I am using Hail 0.2 to run VEP, and have added
"--fork", "6", to my vep config .json. I have not done a lot of testing with VEP by itself but my understanding is that the fork option is generally recommended on modern processors. I could not even tell you if running VEP through Hail is actually faster with --fork - it seems like it is? It doesn’t crash too often, at least But I have not had a lot of time/resources for performance tuning.
I am wondering if anyone here has experience doing this. It does not seem to be used very widely in the Hail community (based on the other VEP configs I’ve seen) but I haven’t checked extensively. Unfortunately I am not being very careful about executor CPU count vs. VEP CPU count - is this something I should be more concerned about?

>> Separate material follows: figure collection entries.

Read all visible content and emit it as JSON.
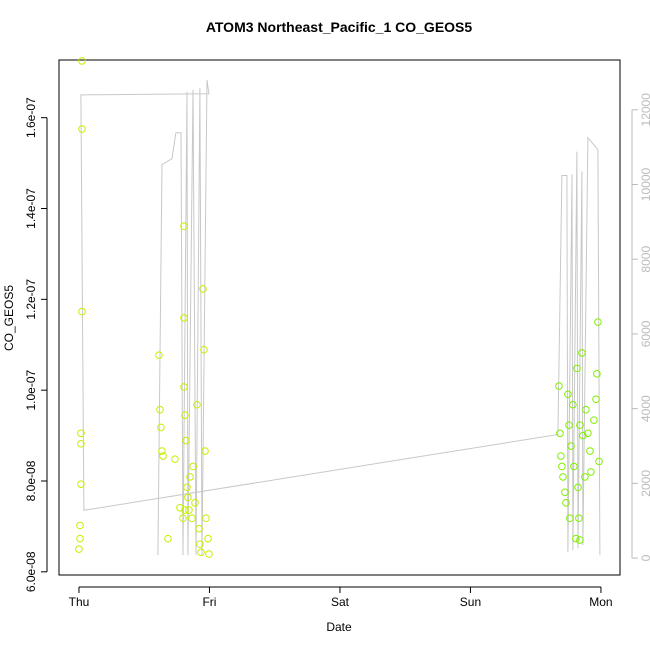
{
  "chart_data": {
    "type": "scatter",
    "title": "ATOM3 Northeast_Pacific_1 CO_GEOS5",
    "xlabel": "Date",
    "ylabel": "CO_GEOS5",
    "xlim": [
      -0.153,
      4.146
    ],
    "xticks": [
      {
        "value": 0,
        "label": "Thu"
      },
      {
        "value": 1,
        "label": "Fri"
      },
      {
        "value": 2,
        "label": "Sat"
      },
      {
        "value": 3,
        "label": "Sun"
      },
      {
        "value": 4,
        "label": "Mon"
      }
    ],
    "ylim": [
      5.93e-08,
      1.727e-07
    ],
    "yticks": [
      {
        "value": 6e-08,
        "label": "6.0e-08"
      },
      {
        "value": 8e-08,
        "label": "8.0e-08"
      },
      {
        "value": 1e-07,
        "label": "1.0e-07"
      },
      {
        "value": 1.2e-07,
        "label": "1.2e-07"
      },
      {
        "value": 1.4e-07,
        "label": "1.4e-07"
      },
      {
        "value": 1.6e-07,
        "label": "1.6e-07"
      }
    ],
    "y2lim": [
      -453,
      13333
    ],
    "y2ticks": [
      0,
      2000,
      4000,
      6000,
      8000,
      10000,
      12000
    ],
    "y2color": "#bbbbbb",
    "series": [
      {
        "type": "line",
        "axis": "y2",
        "color": "#c8c8c8",
        "x": [
          0.605,
          0.636,
          0.713,
          0.743,
          0.782,
          0.797,
          0.828,
          0.835,
          0.874,
          0.897,
          0.927,
          0.943,
          0.981,
          0.996,
          0.015,
          0.038,
          3.67,
          3.701,
          3.739,
          3.747,
          3.778,
          3.785,
          3.816,
          3.824,
          3.854,
          3.862,
          3.9,
          3.977,
          3.992
        ],
        "values": [
          80,
          10533,
          10693,
          11387,
          11387,
          80,
          12480,
          80,
          12533,
          80,
          12587,
          80,
          12800,
          12427,
          12400,
          1280,
          3307,
          10240,
          10240,
          160,
          10267,
          213,
          10880,
          267,
          10347,
          347,
          11253,
          10933,
          80
        ]
      },
      {
        "type": "scatter",
        "color": "#c4f000",
        "x": [
          0.023,
          0.023,
          0.023,
          0.015,
          0.015,
          0.015,
          0.008,
          0.008,
          0.0,
          0.613,
          0.621,
          0.628,
          0.636,
          0.644,
          0.682,
          0.736,
          0.774,
          0.797,
          0.805,
          0.805,
          0.805,
          0.812,
          0.82,
          0.835,
          0.843,
          0.851,
          0.866,
          0.874,
          0.889,
          0.904,
          0.92,
          0.927,
          0.935,
          0.95,
          0.958,
          0.966,
          0.973,
          0.989,
          0.996,
          0.812,
          0.828
        ],
        "values": [
          1.725e-07,
          1.575e-07,
          1.173e-07,
          9.05e-08,
          8.82e-08,
          7.93e-08,
          7.02e-08,
          6.73e-08,
          6.5e-08,
          1.077e-07,
          9.57e-08,
          9.18e-08,
          8.66e-08,
          8.55e-08,
          6.73e-08,
          8.48e-08,
          7.41e-08,
          7.18e-08,
          1.361e-07,
          1.159e-07,
          1.007e-07,
          9.45e-08,
          8.89e-08,
          7.64e-08,
          7.36e-08,
          8.09e-08,
          7.18e-08,
          8.32e-08,
          7.52e-08,
          9.68e-08,
          6.95e-08,
          6.61e-08,
          6.43e-08,
          1.223e-07,
          1.089e-07,
          8.66e-08,
          7.18e-08,
          6.73e-08,
          6.39e-08,
          7.36e-08,
          7.86e-08
        ]
      },
      {
        "type": "scatter",
        "color": "#80f000",
        "x": [
          3.678,
          3.686,
          3.693,
          3.701,
          3.709,
          3.724,
          3.732,
          3.747,
          3.755,
          3.762,
          3.77,
          3.785,
          3.793,
          3.808,
          3.816,
          3.824,
          3.831,
          3.839,
          3.854,
          3.862,
          3.877,
          3.885,
          3.9,
          3.916,
          3.923,
          3.946,
          3.962,
          3.969,
          3.977,
          3.985,
          3.839
        ],
        "values": [
          1.009e-07,
          9.05e-08,
          8.55e-08,
          8.32e-08,
          8.09e-08,
          7.75e-08,
          7.52e-08,
          9.91e-08,
          9.23e-08,
          7.18e-08,
          8.77e-08,
          9.68e-08,
          8.32e-08,
          6.73e-08,
          1.048e-07,
          7.86e-08,
          7.18e-08,
          9.23e-08,
          1.082e-07,
          9e-08,
          8.09e-08,
          9.57e-08,
          9.05e-08,
          8.66e-08,
          8.2e-08,
          9.34e-08,
          9.8e-08,
          1.036e-07,
          1.15e-07,
          8.43e-08,
          6.7e-08
        ]
      }
    ]
  }
}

It is also a bit opaque to me how this affects memory considerations. I am using yarn, and have had to twiddle quite a few settings to get --fork 6 to reliably work on larger datasets (oddly --fork 6 works reliably out-of-the-box on a single-sample VCF with a small cluster). Specifically I had to manually override the
spark.executor.memoryOverhead default of 10% of executor memory so that yarn doesn’t shut down the container during VEP execution. I think VEP (considered by the JVM to be native) runs exclusively in that memoryOverhead, so if VEP is being multithreaded within a container then increasing the limit makes sense. 25% seems to work but maybe that’s too much.
Anyway, is there any general guidance about this?